While BBC weather predicted rain over Oxford, Sir Richard Dearlove, former head of MI6, mounted the platform and gave a heartfelt endorsement of the commemoration. The obelisk is one of only two memorials, he told us, that commemorate espionage in Britain, the other being indoors at a college for spies whose identity he could not reveal. I am pretty sure it is not New College, Oxford.
While at the Hall, the German physicists played ball in the garden, chatted in quiet corners and enjoyed good food. One of them even jumped over the barrier fencing and met women by night in Godmanchester: he would surely have gatecrashed our Commemoration Ball. The interns at the Hall had no idea that people like Dearlove had bugged every room and were poring over transcripts of their conversations for clues to their understanding of a nuclear bomb.
On the way to the obelisk, I admired a garden with a pond, tall lavender, lines of Verbena bonariensis and elegant arches covered with the pink-flowered rose Minnehaha, a rambler that came to the market in 1865. I was treading in some legendary footsteps. Long before Echenique devised this planting, the garden was frequented by Heisenberg, inventor of the uncertainty principle. Until recently, he has been a genius of uncertain repute in the tale of the nuclear bomb.

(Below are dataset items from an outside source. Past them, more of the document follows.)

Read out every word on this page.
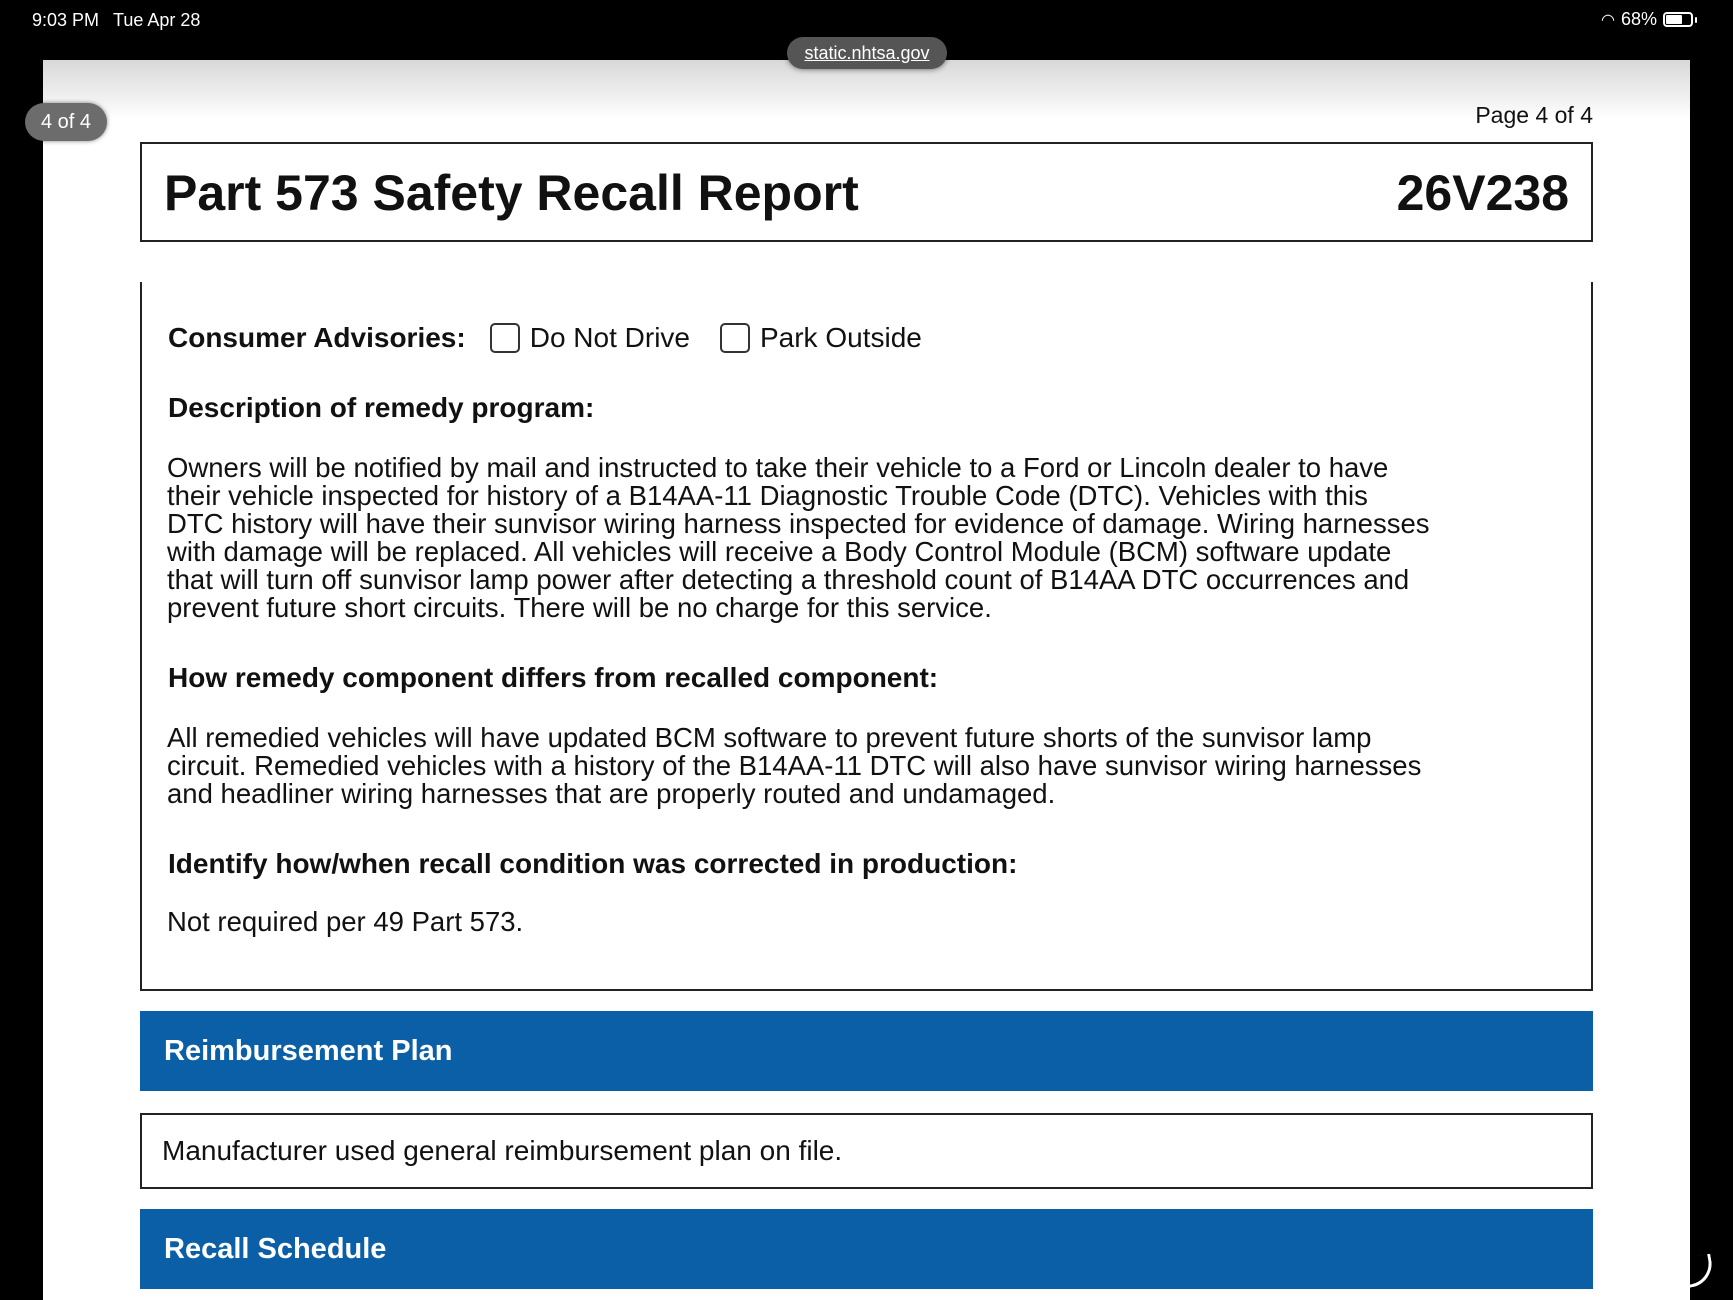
9:03 PM Tue Apr 28	◠ 68%
static.nhtsa.gov
4 of 4	Page 4 of 4
Part 573 Safety Recall Report	26V238
Consumer Advisories: Do Not Drive	Park Outside
Description of remedy program:
Owners will be notified by mail and instructed to take their vehicle to a Ford or Lincoln dealer to have
their vehicle inspected for history of a B14AA-11 Diagnostic Trouble Code (DTC). Vehicles with this
DTC history will have their sunvisor wiring harness inspected for evidence of damage. Wiring harnesses
with damage will be replaced. All vehicles will receive a Body Control Module (BCM) software update
that will turn off sunvisor lamp power after detecting a threshold count of B14AA DTC occurrences and
prevent future short circuits. There will be no charge for this service.
How remedy component differs from recalled component:
All remedied vehicles will have updated BCM software to prevent future shorts of the sunvisor lamp
circuit. Remedied vehicles with a history of the B14AA-11 DTC will also have sunvisor wiring harnesses
and headliner wiring harnesses that are properly routed and undamaged.
Identify how/when recall condition was corrected in production:
Not required per 49 Part 573.
Reimbursement Plan
Manufacturer used general reimbursement plan on file.
Recall Schedule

In his admired 1998 play, Copenhagen , Michael Frayn left audiences uncertain whether Heisenberg had deliberately diverted Nazi interest away from such a weapon. In the play, as in life, Heisenberg visited the great Niels Bohr in Copenhagen, his friend and fellow physicist who took him to be saying that he was indeed engaged in such a venture. However, letters between the two have been published since 2002 and are considered to show that Bohr had misunderstood what Heisenberg said: he was willing to work on a nuclear reactor, but not on a bomb. A plaque on the new garden obelisk commemorates the German physicists for limiting their work to reactors.
Whether Heisenberg and others already knew enough to devise a bomb is a disputed subject. When an atomic bomb was used on Japan, certainly the news appalled Farm Hall’s interns. In his fine drawing room on the Hall’s first floor, Echenique showed me a central boss in the ceiling and explained that it was where Otto Hahn, winner of a Nobel Prize for chemistry in 1944, had tried to hang himself after hearing the news of Hiroshima. He felt guilty at what nuclear knowledge had done.
Commemoration balls in Oxford owe their name to Commemoration Week, in which they are held. After the end of the summer term, it contains events to commemorate former benefactors. A commemoration of spies and physicists may seem very different, but as the rain failed to arrive, I reflected that they might have more in common.
In front of my roses and silver-grey teucrium in the College, Saturday’s young partygoers included scholars in nuclear physics, perhaps with transformative careers ahead. They might also have included some future spies, one day to be pillars of MI6. Their dancing has done no horticultural damage, but I have no plans, as yet, for an obelisk in their honour.